Mr. Michael Foot (Bleaneau Gwent)

rose——

Mr. Speaker

Order. The Prime Minister is not giving way.

The Prime Minister

Hon. Gentlemen have asked me for the facts.

Mr. Speaker

Order. The Prime Minister is not giving way.

The Prime Minister

Let me finish this section and them I will give way.

The difference of understanding between officials in my office and those in the Department of Trade and Industry only emerged after the inquiry had started.

Mr. Foot

Is the Prime Minister telling us that, from the day after the leak, on 6 or 7 January, right up until after the inquiry had reported, her right hon. and learned Friend the then Secretary of State for Trade and Industry did not make any effort whatsoever to tell her how he had authorised the inquiry—[Hon. Members: “Leak.” ]—authorised the leak? If so, does she think that such a Member is fit to be in any Cabinet, let alone hers?

The Prime Minister

I have indicated what the facts are and I have indicated the high regard in which I hold my right hon. and learned Friend Leon Brittanthe then Secretary of State for Trade and Industry. [Interruption.]

Mr. Speaker

Order.

The Prime Minister

I have given the answers after strenuous efforts to check them with the officials concerned and with the Departments concerned.
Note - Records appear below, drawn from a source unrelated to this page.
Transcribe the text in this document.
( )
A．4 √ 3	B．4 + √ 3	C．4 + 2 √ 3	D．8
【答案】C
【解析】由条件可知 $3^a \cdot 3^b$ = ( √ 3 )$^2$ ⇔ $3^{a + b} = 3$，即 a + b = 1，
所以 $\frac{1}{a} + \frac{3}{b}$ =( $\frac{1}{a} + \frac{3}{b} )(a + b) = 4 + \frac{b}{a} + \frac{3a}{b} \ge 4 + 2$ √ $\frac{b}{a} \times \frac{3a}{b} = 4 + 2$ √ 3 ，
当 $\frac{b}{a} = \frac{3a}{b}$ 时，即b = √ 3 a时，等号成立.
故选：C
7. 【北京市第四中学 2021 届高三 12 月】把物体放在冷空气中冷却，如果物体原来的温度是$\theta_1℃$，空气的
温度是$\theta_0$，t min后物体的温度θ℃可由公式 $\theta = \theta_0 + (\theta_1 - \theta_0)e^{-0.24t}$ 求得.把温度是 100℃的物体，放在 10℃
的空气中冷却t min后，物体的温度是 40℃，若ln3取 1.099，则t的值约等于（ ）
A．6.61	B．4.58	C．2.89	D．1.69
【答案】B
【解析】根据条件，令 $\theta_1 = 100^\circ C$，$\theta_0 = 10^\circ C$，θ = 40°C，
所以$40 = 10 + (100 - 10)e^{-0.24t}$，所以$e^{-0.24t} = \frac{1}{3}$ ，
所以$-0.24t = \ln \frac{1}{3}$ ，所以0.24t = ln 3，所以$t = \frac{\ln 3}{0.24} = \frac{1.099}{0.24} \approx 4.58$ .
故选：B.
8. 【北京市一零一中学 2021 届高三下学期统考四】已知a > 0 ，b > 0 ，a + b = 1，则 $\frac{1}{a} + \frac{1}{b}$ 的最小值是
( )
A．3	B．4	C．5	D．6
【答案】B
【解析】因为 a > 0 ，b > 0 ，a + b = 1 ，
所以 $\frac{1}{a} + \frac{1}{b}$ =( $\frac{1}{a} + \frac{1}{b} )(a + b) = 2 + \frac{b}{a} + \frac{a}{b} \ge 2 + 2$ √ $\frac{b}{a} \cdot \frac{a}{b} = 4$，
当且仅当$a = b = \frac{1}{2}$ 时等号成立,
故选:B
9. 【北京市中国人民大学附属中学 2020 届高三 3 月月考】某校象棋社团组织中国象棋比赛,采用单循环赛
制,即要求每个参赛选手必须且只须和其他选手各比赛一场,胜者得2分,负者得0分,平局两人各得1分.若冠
The Government's policy throughout has been to help Westland to seek the solution which would enable the company to continue in business as a private sector concern. It is this Government who fought to help it get the Indian order; it is this Government who undertook to write off nearly £40 million of launch aid if the W30 project was terminated; it is this Government who ensured that the board of Westland had a choice of options; and it is this Government who have pledged themselves to [column 658]resist discrimination against Westland in Europe, whichever option for its future it chooses. This was, and is, the right policy.

But from the Opposition we have heard nothing constructive. Oh yes, in the debate on 15 January, they offered the company their own two options. But what were they—nationalisation, or receivership.

The fact is that the Opposition parties, with the exceptions of the hon. Members for Yeovil and for Isle of Wight (Mr. Ross) are exploiting Westland and its employees, exploiting them for nothing more than their own narrow political advantage. It was the right hon. Gentleman the leader of the Labour party who told his party conference, and I quote: “you cannot play politics with people's jobs … they have no time for such posturing” . [Interruption.] Yet that is precisely what he has been doing and has done again today.

Mr. Kinnock

rose——

Hon. Members

Give way.

The Prime Minister

Let me tell hon. Members the real reason for this debate. It is not because of the Opposition's concern for Westland and its employees; until today they have said precious little about them. It is not because of their passionate belief in the defence of the realm; their policies would leave us defenceless.

Mr. Kinnock

Let me remind the right hon. Lady of the “real reason” as she put it, for the debate. It is to find out the truth. The House is not satisfied, and the country will not be satisfied, that she has given us the full details. I ask the right hon. Lady again—when, truly, did she know? Can she expect us to believe that her office did not tell her when it knew? Can she expect us to believe that she was neither told by the Secretary of State for Trade and Industry nor did she ask the Secretary of State for Trade and Industry exactly what was going on?

The Prime Minister

What the right hon. Gentleman cannot stand is that I have given him the facts and he does not like them.

Hon. Members

No.

Hon. Members

Yes.

The Prime Minister

The Opposition have deliberately blown up this issue out of all proportion. This debate is part of a massive diversionary tactic by the Opposition. They would like first to divert public attention from the growing extremism of their own party—as we have all seen so unmistakably in Liverpool, Lambeth and Tottenham—and secondly, to divert us from vigorously pursuing our policies and plans for our country's future.

We are not going to be diverted from the tasks we were elected to carry out. We shall gather with renewed strength—[Interruption.]—to extend freedom and ownership, to give power back to the people and to keep our country strong and secure.